When you invest in shares of a company, you are not only providing finance to the company, but providing capital to that particular company which is known as an equity share. It means you are taking up the part of the ownership in that company. Investment in equity is undoubtedly have greater risk as you are entrusting performance of the company with the job of managing risk on behalf of you.
In what kind of business you should invest?
Normally, the new comers who are investing in equity should focus on the potential of returns received should be at least equal to the bank interest rates. You should determine the qualitative factors to invest your money into a business which ensures the security of your money in a long run. Business itself is also entitled to aspire for the same security aspect. Ideal business should have horizons where profits can be determined. There are various external factors that determine the direction and growth of this activity. While business planning all these factors are considered to sustain the growth of the business over the period of time. Business operations would have to be evaluated from market feedback resulting into profitability described in the financial statements.

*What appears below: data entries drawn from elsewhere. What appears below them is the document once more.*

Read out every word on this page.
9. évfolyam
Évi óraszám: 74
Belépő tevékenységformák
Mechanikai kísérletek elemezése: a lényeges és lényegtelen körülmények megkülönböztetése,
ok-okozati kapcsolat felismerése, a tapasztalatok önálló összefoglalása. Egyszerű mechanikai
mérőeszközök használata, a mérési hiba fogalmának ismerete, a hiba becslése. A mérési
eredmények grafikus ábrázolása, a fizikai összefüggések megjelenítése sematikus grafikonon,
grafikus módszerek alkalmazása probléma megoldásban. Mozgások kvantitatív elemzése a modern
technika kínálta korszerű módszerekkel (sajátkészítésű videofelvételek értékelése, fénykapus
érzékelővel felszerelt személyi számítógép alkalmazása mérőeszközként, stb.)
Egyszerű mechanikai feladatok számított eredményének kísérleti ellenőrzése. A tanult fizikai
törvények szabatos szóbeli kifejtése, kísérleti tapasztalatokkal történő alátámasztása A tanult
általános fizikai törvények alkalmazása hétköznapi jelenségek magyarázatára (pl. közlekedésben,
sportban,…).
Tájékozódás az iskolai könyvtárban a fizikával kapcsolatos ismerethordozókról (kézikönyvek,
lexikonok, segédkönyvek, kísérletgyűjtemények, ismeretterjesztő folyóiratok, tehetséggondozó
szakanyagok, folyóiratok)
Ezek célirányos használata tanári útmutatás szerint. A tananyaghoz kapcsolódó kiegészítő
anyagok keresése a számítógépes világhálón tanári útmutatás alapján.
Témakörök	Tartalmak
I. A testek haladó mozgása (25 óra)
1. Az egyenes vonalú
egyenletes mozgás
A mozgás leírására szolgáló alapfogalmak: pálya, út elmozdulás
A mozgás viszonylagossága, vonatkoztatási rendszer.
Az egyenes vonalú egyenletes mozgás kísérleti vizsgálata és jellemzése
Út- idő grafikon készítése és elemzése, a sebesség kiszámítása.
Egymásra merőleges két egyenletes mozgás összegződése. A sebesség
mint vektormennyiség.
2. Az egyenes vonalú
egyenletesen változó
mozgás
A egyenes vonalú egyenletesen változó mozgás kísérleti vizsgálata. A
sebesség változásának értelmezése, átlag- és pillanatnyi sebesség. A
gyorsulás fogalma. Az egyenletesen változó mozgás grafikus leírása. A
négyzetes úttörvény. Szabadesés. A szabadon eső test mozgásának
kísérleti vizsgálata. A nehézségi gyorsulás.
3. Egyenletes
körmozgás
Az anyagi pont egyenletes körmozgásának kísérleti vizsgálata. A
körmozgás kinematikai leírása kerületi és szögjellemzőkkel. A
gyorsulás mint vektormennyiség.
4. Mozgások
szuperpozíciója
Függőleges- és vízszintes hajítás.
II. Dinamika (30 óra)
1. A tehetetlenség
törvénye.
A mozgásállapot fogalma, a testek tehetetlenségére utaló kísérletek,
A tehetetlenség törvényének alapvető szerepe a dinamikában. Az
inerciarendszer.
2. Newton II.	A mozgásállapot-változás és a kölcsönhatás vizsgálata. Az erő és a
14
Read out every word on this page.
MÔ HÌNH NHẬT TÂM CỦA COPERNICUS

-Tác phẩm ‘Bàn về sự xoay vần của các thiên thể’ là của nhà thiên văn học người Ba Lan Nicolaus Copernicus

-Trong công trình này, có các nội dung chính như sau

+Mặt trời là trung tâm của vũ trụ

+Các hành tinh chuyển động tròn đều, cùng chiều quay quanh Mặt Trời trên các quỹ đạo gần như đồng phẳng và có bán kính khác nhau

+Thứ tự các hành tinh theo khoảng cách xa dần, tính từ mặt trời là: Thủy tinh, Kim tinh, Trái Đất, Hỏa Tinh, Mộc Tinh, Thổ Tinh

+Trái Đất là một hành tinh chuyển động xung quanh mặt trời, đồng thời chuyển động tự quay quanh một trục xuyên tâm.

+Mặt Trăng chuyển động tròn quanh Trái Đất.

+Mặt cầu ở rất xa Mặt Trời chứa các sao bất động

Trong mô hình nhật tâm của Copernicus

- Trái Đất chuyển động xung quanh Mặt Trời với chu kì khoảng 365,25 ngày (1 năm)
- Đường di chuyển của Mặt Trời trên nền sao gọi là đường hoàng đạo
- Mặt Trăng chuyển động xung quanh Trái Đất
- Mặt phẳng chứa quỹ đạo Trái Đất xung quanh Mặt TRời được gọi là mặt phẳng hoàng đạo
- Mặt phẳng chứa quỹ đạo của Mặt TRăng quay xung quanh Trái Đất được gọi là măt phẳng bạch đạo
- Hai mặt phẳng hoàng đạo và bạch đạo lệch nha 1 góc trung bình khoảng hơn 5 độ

All these concepts apply to the stocks. We know the document called Annual Report of the company; which is the most basic source to know the company’s operations and quality of the performance. Annual report explains the nature of operations and the external factors affecting the performance of the company during the year. To get a fair idea about company’s reputation and stability by keeping track of the position of company’s product in the market. You can also keep track of company’s quarterly financial statements. All these are the parameters to decide which stocks will give maximum and stable returns.
Role of Equity Holder in the company
As an equity shareholder, you are delegating authority to others to run the organization you have a stake in. The company is answerable to their equity base shareholders. Thus, as you are a joint owner, you have delegated the operations of the company to the professional managers and the employees. In turn management is responsible to its shareholders by communicating the performance of the company through the balance sheet and the AGM. Equity shareholders can even voice their opinion on the performance of the company.
In fact, shareholders can actually participate in constructive criticism of the operation of the company.